Entirely different core values underpin the public school system that has historically served our children in the United States. We have long valued public schools for civic as well as personal benefit and we have counted on a vast and stable publicly owned system designed to serve the needs and protect the rights of all children. We would do well to consider the warning of political philosopher Benjamin Barber—who reflects on the loss of public ownership and public oversight—as we contemplate the implications of the growing privatized market for education technology and services:
“Privatization is a kind of reverse social contract: it dissolves the bonds that tie us together into free communities and democratic republics. It puts us back in the state of nature where we possess a natural right to get whatever we can on our own, but at the same time lose any real ability to secure that to which we have a right. Private choices rest on individual power (brute force), personal skills (randomly distributed), and personal luck. Public choices rest on civic rights and common responsibilities, and presume equal rights for all. Public liberty is what the power of common endeavor establishes, and hence presupposes that we have constituted ourselves as public citizens by opting into a social contract.”

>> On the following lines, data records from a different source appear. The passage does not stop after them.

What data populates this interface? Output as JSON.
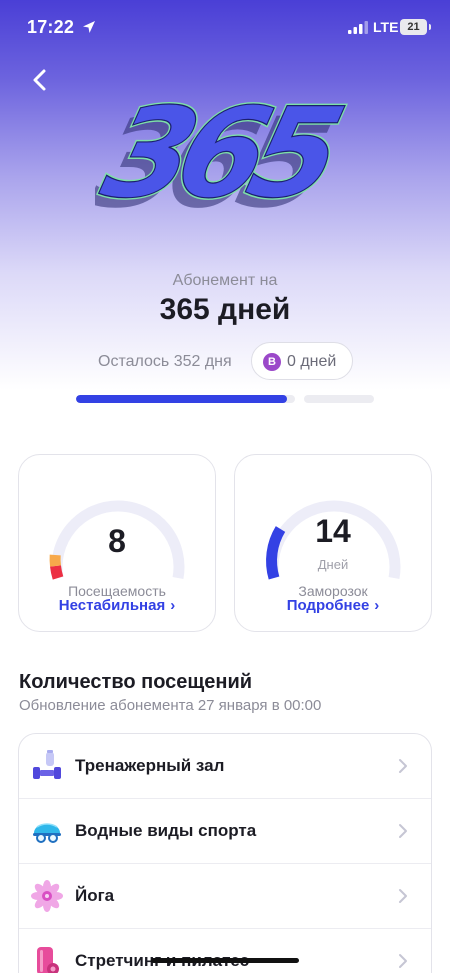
{
  "status_bar": {
    "time": "17:22",
    "network": "LTE",
    "battery": "21"
  },
  "hero": {
    "logo_text": "365",
    "subtitle": "Абонемент на",
    "title": "365 дней",
    "remaining": "Осталось 352 дня",
    "freeze_badge": "B",
    "freeze_days": "0 дней",
    "progress_fraction": 0.965,
    "colors": {
      "accent": "#3341e4",
      "logo_fill": "#4a55e8",
      "logo_outline": "#7ee0a8"
    }
  },
  "cards": {
    "attendance": {
      "value": "8",
      "label": "Посещаемость",
      "link": "Нестабильная"
    },
    "freeze": {
      "value": "14",
      "unit": "Дней",
      "label": "Заморозок",
      "link": "Подробнее"
    }
  },
  "visits": {
    "title": "Количество посещений",
    "subtitle": "Обновление абонемента 27 января в 00:00",
    "items": [
      {
        "label": "Тренажерный зал",
        "icon": "dumbbell-icon"
      },
      {
        "label": "Водные виды спорта",
        "icon": "swim-cap-icon"
      },
      {
        "label": "Йога",
        "icon": "lotus-icon"
      },
      {
        "label": "Стретчинг и пилатес",
        "icon": "yoga-mat-icon"
      }
    ]
  }
}
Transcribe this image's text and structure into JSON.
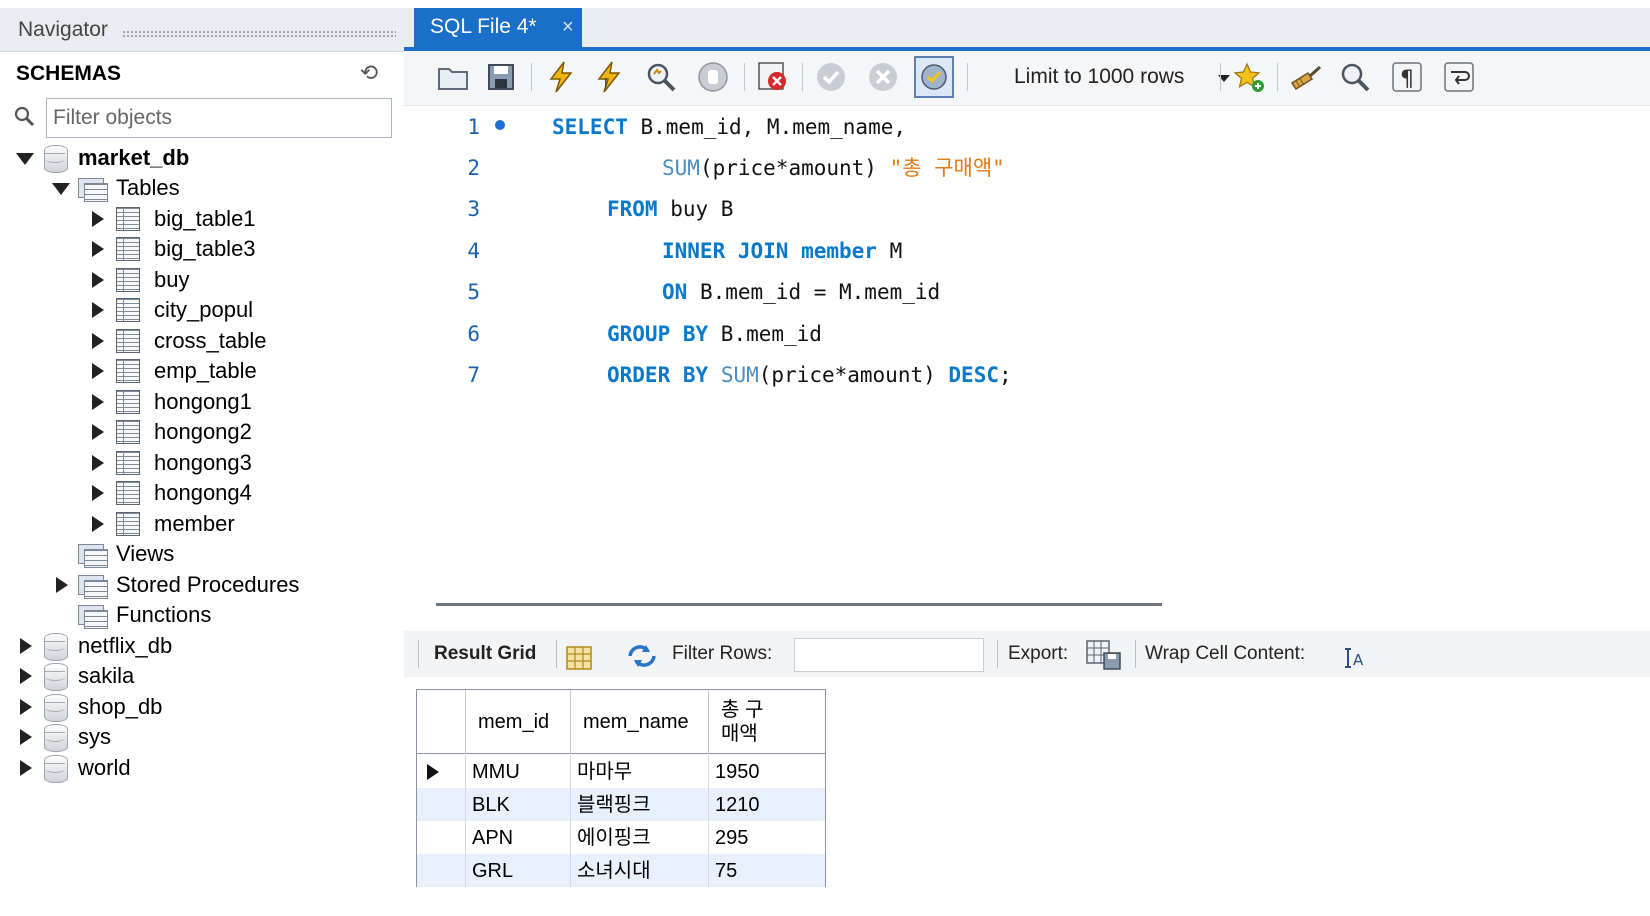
{
  "navigator": {
    "title": "Navigator",
    "schemas_label": "SCHEMAS",
    "filter_placeholder": "Filter objects",
    "tree": {
      "market_db": "market_db",
      "tables_folder": "Tables",
      "tables": [
        "big_table1",
        "big_table3",
        "buy",
        "city_popul",
        "cross_table",
        "emp_table",
        "hongong1",
        "hongong2",
        "hongong3",
        "hongong4",
        "member"
      ],
      "views_folder": "Views",
      "procedures_folder": "Stored Procedures",
      "functions_folder": "Functions",
      "other_dbs": [
        "netflix_db",
        "sakila",
        "shop_db",
        "sys",
        "world"
      ]
    }
  },
  "editor": {
    "tab_title": "SQL File 4*",
    "tab_close": "×",
    "limit_label": "Limit to 1000 rows",
    "line_numbers": [
      "1",
      "2",
      "3",
      "4",
      "5",
      "6",
      "7"
    ],
    "code": {
      "l1_kw": "SELECT",
      "l1_rest": " B.mem_id, M.mem_name,",
      "l2_fn": "SUM",
      "l2_rest": "(price*amount) ",
      "l2_str": "\"총 구매액\"",
      "l3_kw": "FROM",
      "l3_rest": " buy B",
      "l4_kw": "INNER JOIN",
      "l4_kw2": "member",
      "l4_rest": " M",
      "l5_kw": "ON",
      "l5_rest": " B.mem_id = M.mem_id",
      "l6_kw": "GROUP BY",
      "l6_rest": " B.mem_id",
      "l7_kw": "ORDER BY",
      "l7_fn": "SUM",
      "l7_rest": "(price*amount) ",
      "l7_kw2": "DESC",
      "l7_end": ";"
    }
  },
  "results": {
    "result_grid_label": "Result Grid",
    "filter_rows_label": "Filter Rows:",
    "export_label": "Export:",
    "wrap_label": "Wrap Cell Content:",
    "columns": [
      "mem_id",
      "mem_name",
      "총 구\n매액"
    ],
    "column_line1": "총 구",
    "column_line2": "매액",
    "rows": [
      [
        "MMU",
        "마마무",
        "1950"
      ],
      [
        "BLK",
        "블랙핑크",
        "1210"
      ],
      [
        "APN",
        "에이핑크",
        "295"
      ],
      [
        "GRL",
        "소녀시대",
        "75"
      ]
    ]
  },
  "colors": {
    "accent": "#1a6fc9",
    "keyword": "#0b79c9",
    "string": "#e57a15",
    "row_alt": "#e8f0fb"
  }
}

On a less philosophical level, there are also several really basic things that the three entrepreneurs profiled in Petersen’s article never consider as they look for a corporate niche in our public schools. What about the school children and their need for personal connection with teachers who will nurture their learning and development? And what about the stewardship of our tax dollars? Should we be spending public funds for services from tech companies, for on-line schools, and for corporate profits, salaries and bonuses when we might instead, for example, hire more classroom teachers and thereby lower class size?